The following nights the moon marches eastward against the backdrop of stars, leaving Leo and approaching Virgo. By Saturday it is in a barren patch of sky, midway between Regulus and equally bright Spica to the east. Don’t confuse Spica’s blue-white glow with that of ruddy Mars a few degrees away.
By Sunday, the moon forms an uneven triangle with Mars and Spica, its shape shifting as the three objects pivot to the west. Monday the near-full moon is within five degrees of Mars — and about half that distance from Spica. The three are so close that they will all fit within the field of view of binoculars or telescope. Come Wednesday, the moon comes within a few degree os Saturn amid the faint stars of Libra.

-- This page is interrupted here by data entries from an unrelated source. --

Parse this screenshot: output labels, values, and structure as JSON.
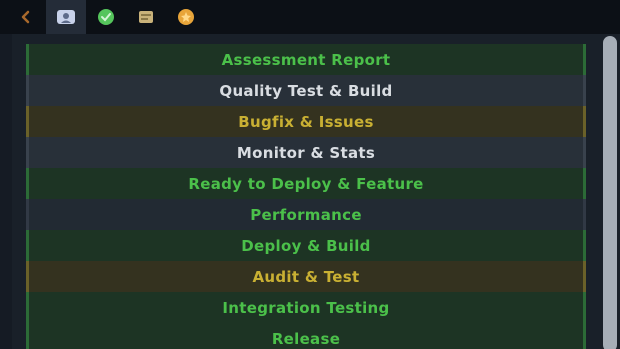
{
  "toolbar": {
    "buttons": [
      {
        "icon": "back-icon",
        "color": "#a8692c"
      },
      {
        "icon": "user-icon",
        "color": "#c8d2ea"
      },
      {
        "icon": "shield-icon",
        "color": "#55c55c"
      },
      {
        "icon": "document-icon",
        "color": "#c9b27a"
      },
      {
        "icon": "star-icon",
        "color": "#e8a53a"
      }
    ]
  },
  "list": {
    "items": [
      {
        "label": "Assessment Report",
        "tone": "green"
      },
      {
        "label": "Quality Test & Build",
        "tone": "dark"
      },
      {
        "label": "Bugfix & Issues",
        "tone": "gold"
      },
      {
        "label": "Monitor & Stats",
        "tone": "dark"
      },
      {
        "label": "Ready to Deploy & Feature",
        "tone": "green"
      },
      {
        "label": "Performance",
        "tone": "dim"
      },
      {
        "label": "Deploy & Build",
        "tone": "green"
      },
      {
        "label": "Audit & Test",
        "tone": "gold"
      },
      {
        "label": "Integration Testing",
        "tone": "green"
      },
      {
        "label": "Release",
        "tone": "green"
      }
    ]
  }
}
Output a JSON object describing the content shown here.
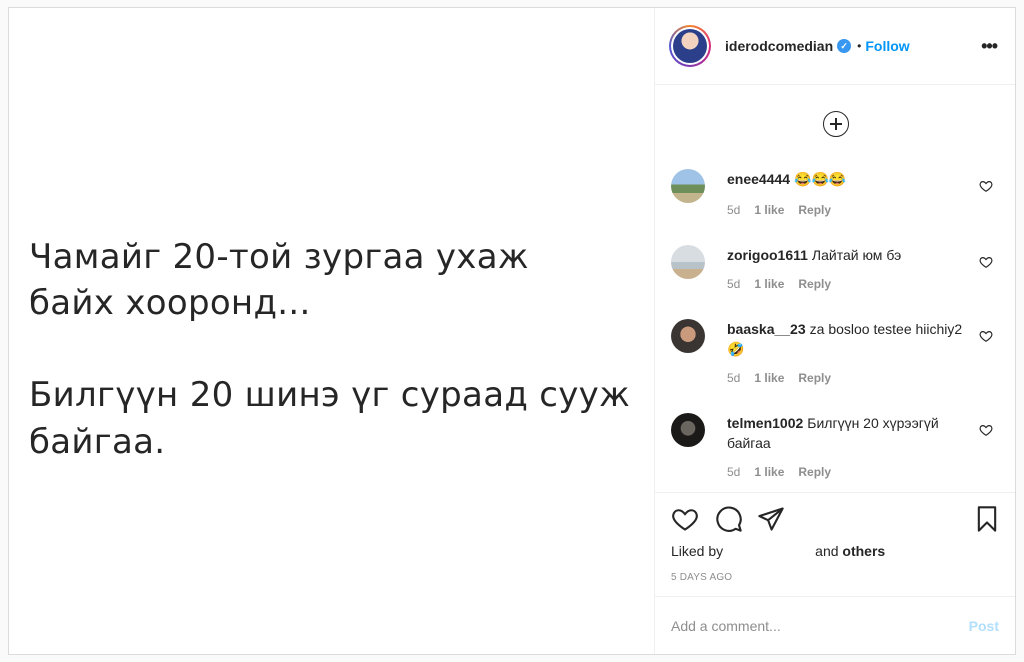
{
  "media": {
    "line1": "Чамайг 20-той зургаа ухаж",
    "line2": "байх хооронд...",
    "line3": "Билгүүн 20 шинэ үг сураад сууж",
    "line4": "байгаа."
  },
  "header": {
    "username": "iderodcomedian",
    "verified_mark": "✓",
    "dot": "•",
    "follow_label": "Follow",
    "more_label": "•••"
  },
  "comments": [
    {
      "user": "enee4444",
      "text": "😂😂😂",
      "age": "5d",
      "likes": "1 like",
      "reply": "Reply"
    },
    {
      "user": "zorigoo1611",
      "text": "Лайтай юм бэ",
      "age": "5d",
      "likes": "1 like",
      "reply": "Reply"
    },
    {
      "user": "baaska__23",
      "text": "za bosloo testee hiichiy2🤣",
      "age": "5d",
      "likes": "1 like",
      "reply": "Reply"
    },
    {
      "user": "telmen1002",
      "text": "Билгүүн 20 хүрээгүй байгаа",
      "age": "5d",
      "likes": "1 like",
      "reply": "Reply"
    }
  ],
  "actions": {
    "liked_by_prefix": "Liked by",
    "and_text": "and",
    "others": "others",
    "time_ago": "5 DAYS AGO"
  },
  "add_comment": {
    "placeholder": "Add a comment...",
    "post_label": "Post"
  },
  "icons": {
    "like": "heart-icon",
    "comment": "comment-icon",
    "share": "paper-plane-icon",
    "save": "bookmark-icon",
    "load_more": "plus-circle-icon",
    "more": "ellipsis-icon"
  },
  "colors": {
    "link_blue": "#0095f6",
    "verified_blue": "#3897f0",
    "post_disabled": "#b2dffc",
    "secondary_text": "#8e8e8e"
  }
}
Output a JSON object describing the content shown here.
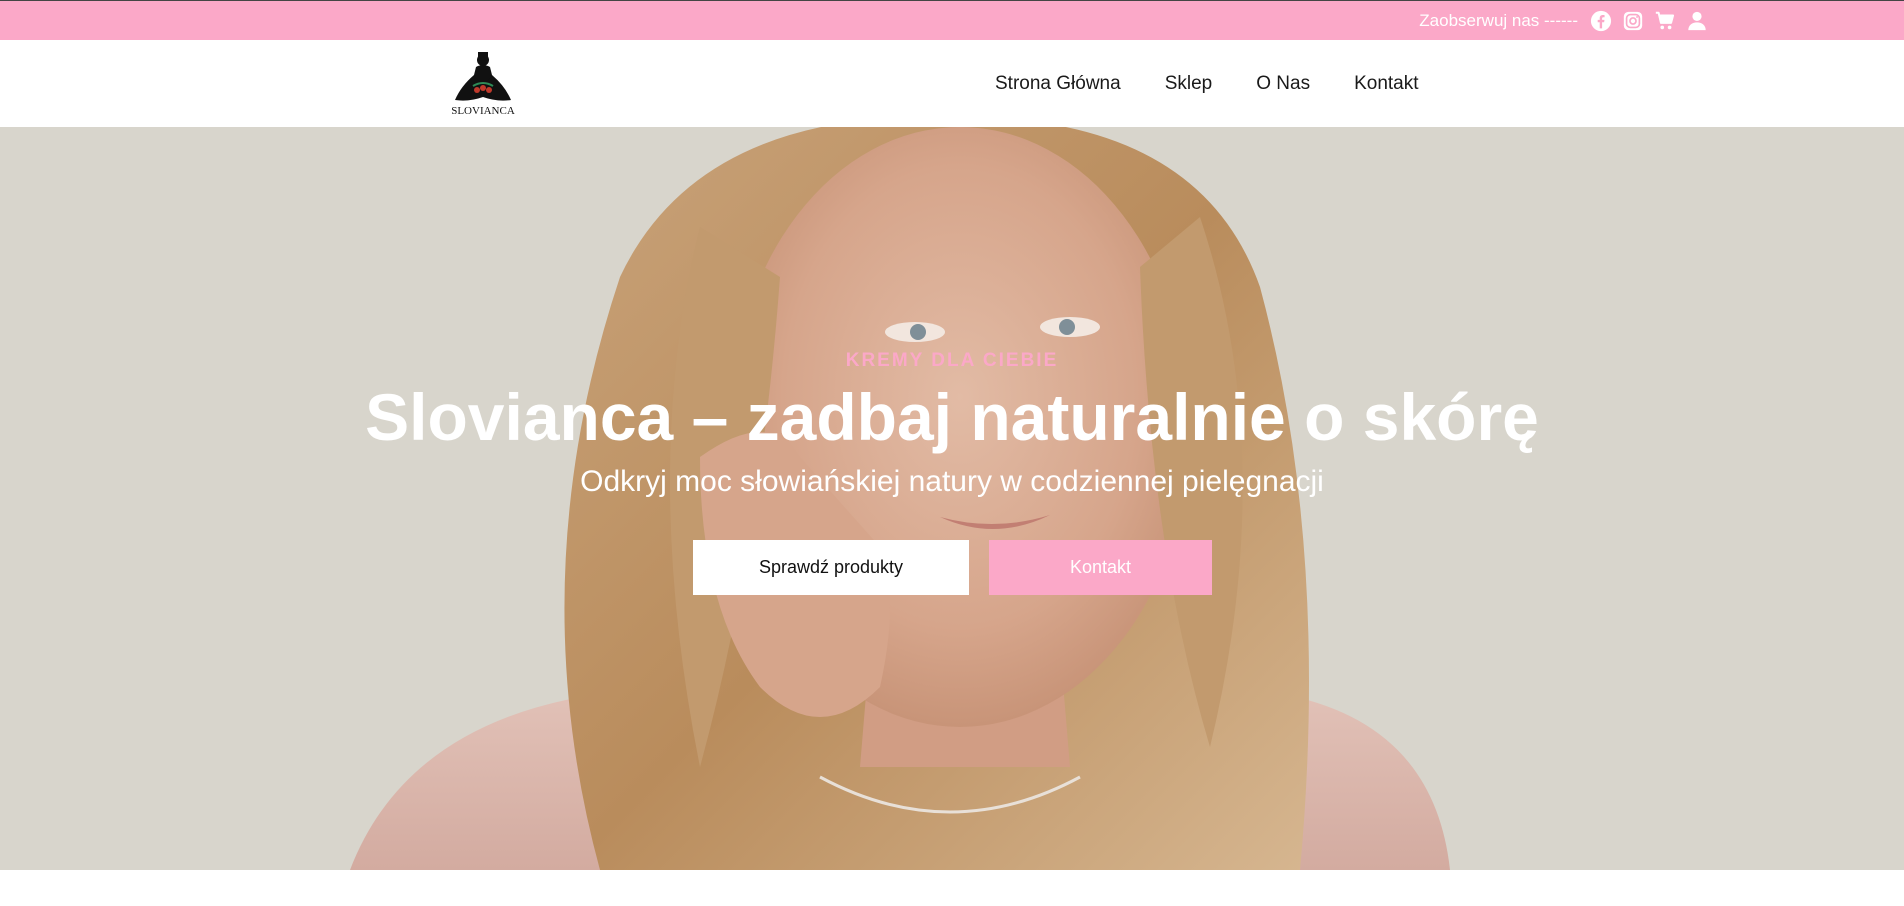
{
  "topbar": {
    "follow_label": "Zaobserwuj nas ------",
    "icons": [
      "facebook-icon",
      "instagram-icon",
      "cart-icon",
      "user-icon"
    ]
  },
  "brand": {
    "logo_text": "SLOVIANCA"
  },
  "nav": {
    "items": [
      {
        "label": "Strona Główna"
      },
      {
        "label": "Sklep"
      },
      {
        "label": "O Nas"
      },
      {
        "label": "Kontakt"
      }
    ]
  },
  "hero": {
    "eyebrow": "KREMY DLA CIEBIE",
    "title": "Slovianca – zadbaj naturalnie o skórę",
    "subtitle": "Odkryj moc słowiańskiej natury w codziennej pielęgnacji",
    "cta_primary": "Sprawdź produkty",
    "cta_secondary": "Kontakt"
  },
  "colors": {
    "accent_pink": "#fba8c8",
    "hero_background": "#d8d5cc",
    "text_dark": "#1a1a1a"
  }
}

Tuesday, the full moon rises as the sun sets and sets the next morning at sunrise. But in between, a little before 1am, the moon slowly inches behind earth’s full shadow, or umbra, in a total lunar eclipse. The eclipsed moon never actually disappears, but it does darken considerably, sometimes taking on a coppery or even blood-red hue as if illuminated from within. While the hours are for night owls, we’re in prime position to see this along Chesapeake Bay (as is most of North and South America as well as Australia). Unlike an eclipse of the sun, you can stare at this all you want with no worries.
Beginning around 1am, the moon crosses into earth’s outer, or penumbral, shadow. The change is slow and subtle, with the moon’s left, or northwest, edge starting to darken ever so slightly. But by 2am, as the moon slips behind the umbral shadow, the darkness spreads and deepens. The total phase begins at 3:07am, and at 3:46 the moon, earth and sun will be almost perfectly aligned, with the moon appearing as an eerie shadow of its usual self. Totality ends at 4:25am, and by 5:33 the moon will have crept from the umbral shadow. As daybreak draws near, the moon escapes earth’s shadow, only to set in the west.